Consider the point $\g x_0$ as the (orthogonal) projection of the origin $\g 0$ onto $H$, such that $dist(\g 0, H) = \|\g x_0\|$. Then, the vector $(\g x_0 - \g 0) = \g x_0$ is orthogonal to $H$ and thus colinear to $\g w$. This implies that $$ \inner{\g w}{\g x_0} = \pm \|\g w\| \|\g x_0\|. $$ In addition, the equation of the hyperplane implies, for all points on the hyerplane and in particular for $\g x_0$, $$ \inner{\g w}{\g x_0} = -b \quad \Rightarrow |\inner{\g w}{\g x_0}| = |b| . $$ Therefore, $$ dist(\g 0, H) = \|\g x_0\| = \frac{|\inner{\g w}{\g x}|}{\|\g w\|} = \frac{|b|}{\|\g w\|} $$

The distance from a point to the hyperplane

The same reasoning yields the distance from any $\g x\notin H$ to the hyperplane.
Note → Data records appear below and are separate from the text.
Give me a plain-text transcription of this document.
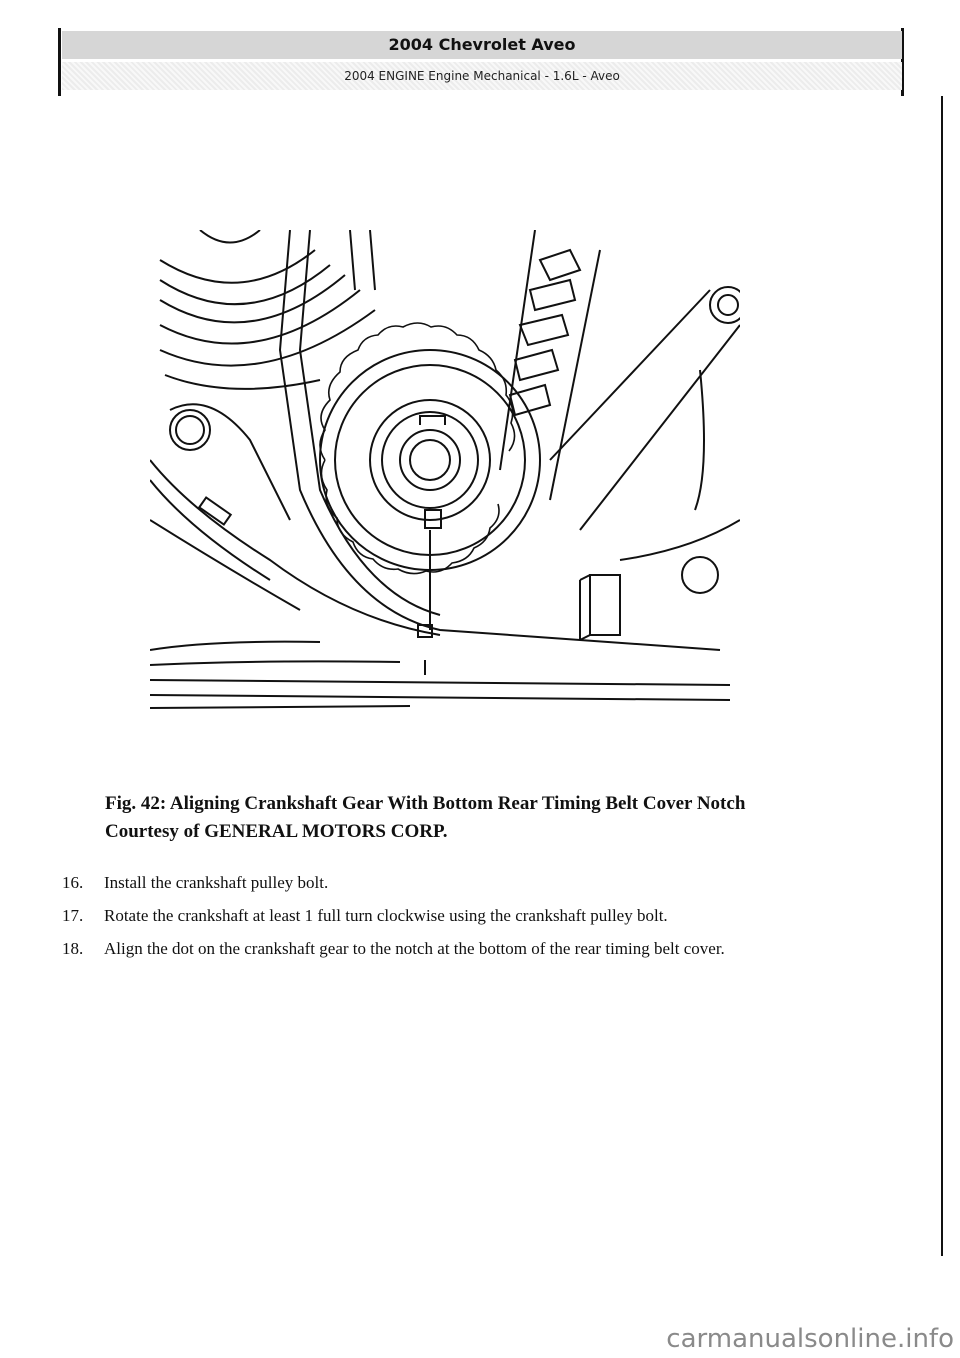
2004 Chevrolet Aveo
2004 ENGINE Engine Mechanical - 1.6L - Aveo
Fig. 42: Aligning Crankshaft Gear With Bottom Rear Timing Belt Cover Notch
Courtesy of GENERAL MOTORS CORP.
16.	Install the crankshaft pulley bolt.
17.	Rotate the crankshaft at least 1 full turn clockwise using the crankshaft pulley bolt.
18.	Align the dot on the crankshaft gear to the notch at the bottom of the rear timing belt cover.
carmanualsonline.info
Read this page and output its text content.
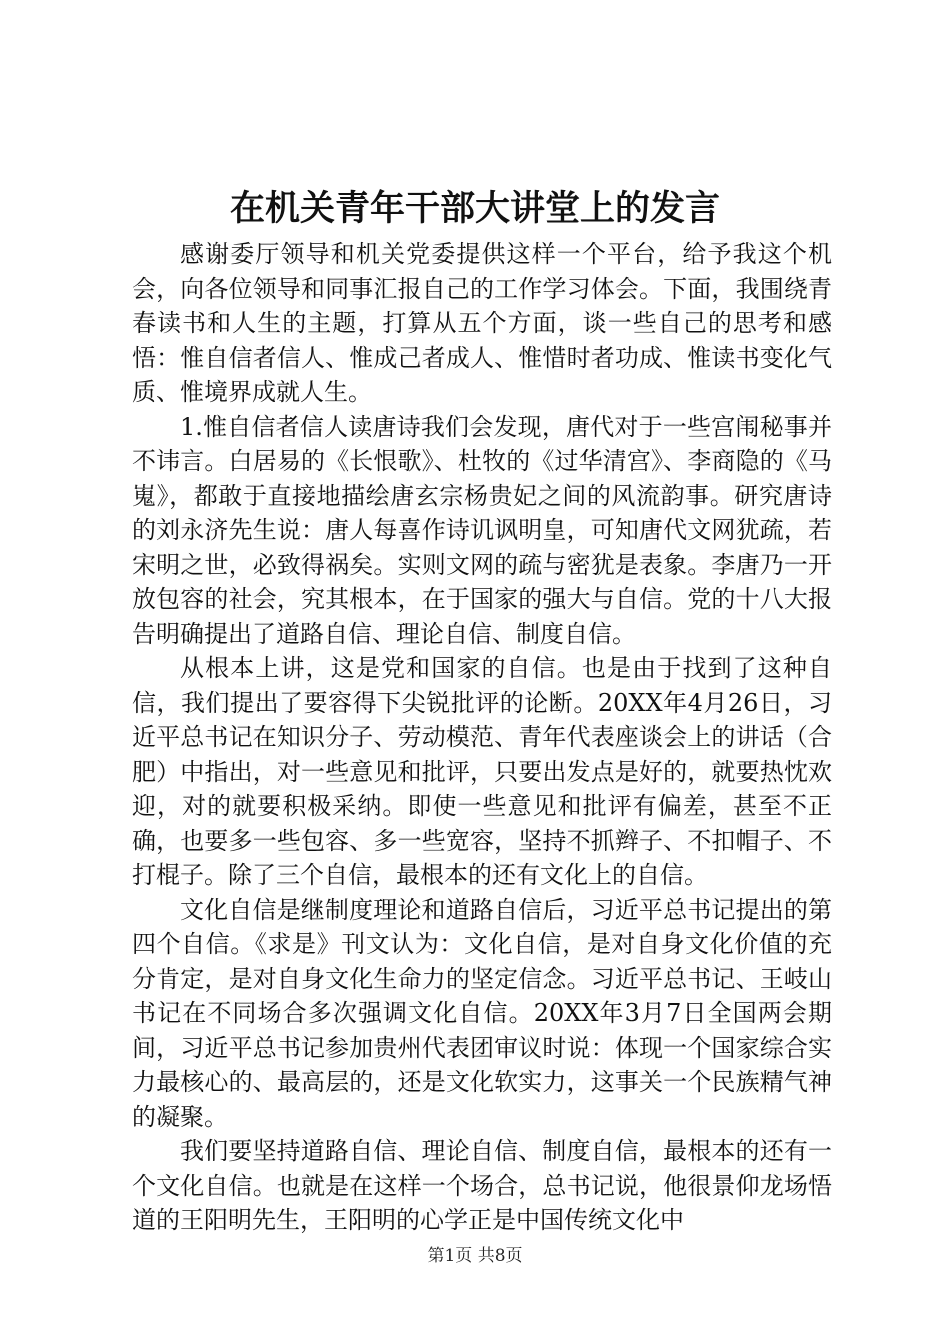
在机关青年干部大讲堂上的发言

感谢委厅领导和机关党委提供这样一个平台，给予我这个机会，向各位领导和同事汇报自己的工作学习体会。下面，我围绕青春读书和人生的主题，打算从五个方面，谈一些自己的思考和感悟：惟自信者信人、惟成己者成人、惟惜时者功成、惟读书变化气质、惟境界成就人生。

1.惟自信者信人读唐诗我们会发现，唐代对于一些宫闱秘事并不讳言。白居易的《长恨歌》、杜牧的《过华清宫》、李商隐的《马嵬》，都敢于直接地描绘唐玄宗杨贵妃之间的风流韵事。研究唐诗的刘永济先生说：唐人每喜作诗讥讽明皇，可知唐代文网犹疏，若宋明之世，必致得祸矣。实则文网的疏与密犹是表象。李唐乃一开放包容的社会，究其根本，在于国家的强大与自信。党的十八大报告明确提出了道路自信、理论自信、制度自信。

从根本上讲，这是党和国家的自信。也是由于找到了这种自信，我们提出了要容得下尖锐批评的论断。20XX年4月26日，习近平总书记在知识分子、劳动模范、青年代表座谈会上的讲话（合肥）中指出，对一些意见和批评，只要出发点是好的，就要热忱欢迎，对的就要积极采纳。即使一些意见和批评有偏差，甚至不正确，也要多一些包容、多一些宽容，坚持不抓辫子、不扣帽子、不打棍子。除了三个自信，最根本的还有文化上的自信。

文化自信是继制度理论和道路自信后，习近平总书记提出的第四个自信。《求是》刊文认为：文化自信，是对自身文化价值的充分肯定，是对自身文化生命力的坚定信念。习近平总书记、王岐山书记在不同场合多次强调文化自信。20XX年3月7日全国两会期间，习近平总书记参加贵州代表团审议时说：体现一个国家综合实力最核心的、最高层的，还是文化软实力，这事关一个民族精气神的凝聚。

我们要坚持道路自信、理论自信、制度自信，最根本的还有一个文化自信。也就是在这样一个场合，总书记说，他很景仰龙场悟道的王阳明先生，王阳明的心学正是中国传统文化中

第1页 共8页
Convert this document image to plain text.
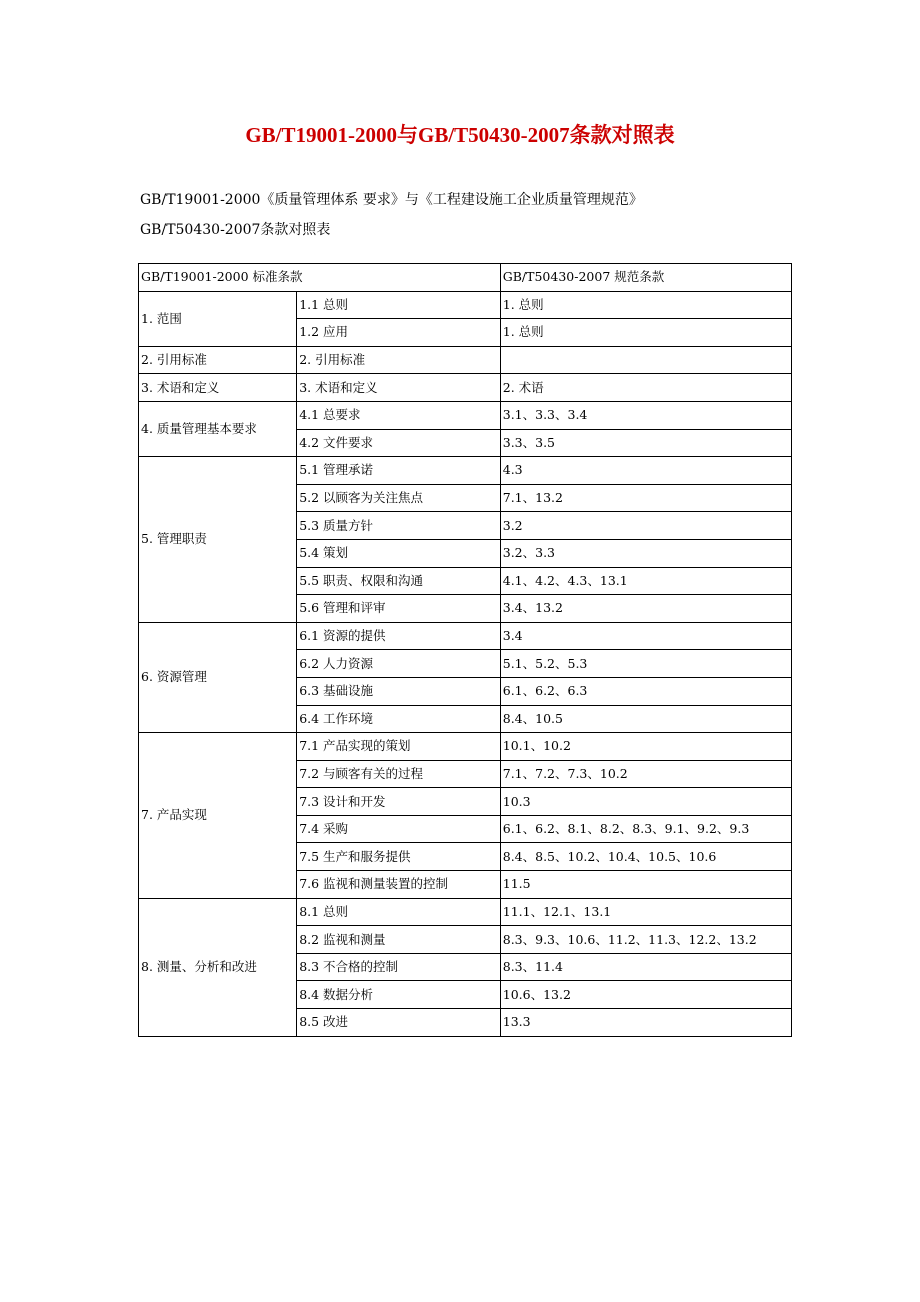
GB/T19001-2000与GB/T50430-2007条款对照表
GB/T19001-2000《质量管理体系 要求》与《工程建设施工企业质量管理规范》
GB/T50430-2007条款对照表
GB/T19001-2000 标准条款		GB/T50430-2007 规范条款
1. 范围	1.1 总则	1. 总则
	1.2 应用	1. 总则
2. 引用标准	2. 引用标准	
3. 术语和定义	3. 术语和定义	2. 术语
4. 质量管理基本要求	4.1 总要求	3.1、3.3、3.4
	4.2 文件要求	3.3、3.5
5. 管理职责	5.1 管理承诺	4.3
	5.2 以顾客为关注焦点	7.1、13.2
	5.3 质量方针	3.2
	5.4 策划	3.2、3.3
	5.5 职责、权限和沟通	4.1、4.2、4.3、13.1
	5.6 管理和评审	3.4、13.2
6. 资源管理	6.1 资源的提供	3.4
	6.2 人力资源	5.1、5.2、5.3
	6.3 基础设施	6.1、6.2、6.3
	6.4 工作环境	8.4、10.5
7. 产品实现	7.1 产品实现的策划	10.1、10.2
	7.2 与顾客有关的过程	7.1、7.2、7.3、10.2
	7.3 设计和开发	10.3
	7.4 采购	6.1、6.2、8.1、8.2、8.3、9.1、9.2、9.3
	7.5 生产和服务提供	8.4、8.5、10.2、10.4、10.5、10.6
	7.6 监视和测量装置的控制	11.5
8. 测量、分析和改进	8.1 总则	11.1、12.1、13.1
	8.2 监视和测量	8.3、9.3、10.6、11.2、11.3、12.2、13.2
	8.3 不合格的控制	8.3、11.4
	8.4 数据分析	10.6、13.2
	8.5 改进	13.3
By considering $\g x_P$ as the (orthogonal) projection of $\g x$ on $H$, we have $dist(\g x, H) = \|\g x-\g x_P\|$ and the fact that $(\g x-\g x_P)$ is colinear with $\g w$. Thus, $$ |\inner{\g w}{\g x-\g x_P}| = \|\g w\|\|\g x-\g x_P\| $$ while $\g x_P$ belongs to $H$ and thus satisfies $\inner{\g w}{\g x_P} = -b$. Therefore, $$ dist(\g x, H) = \|\g x-\g x_P\| = \frac{|\inner{\g w}{\g x-\g x_P}|}{\|\g w\|} = \frac{|\inner{\g w}{\g x}-\inner{\g w}{\g x_P}|}{\|\g w\|} = \frac{|\inner{\g w}{\g x} + b|}{\|\g w\|}. $$ In addition, one can easily check that the formula works for $\g x\in H$, in which case $\inner{\g w}{\g x} + b=0$.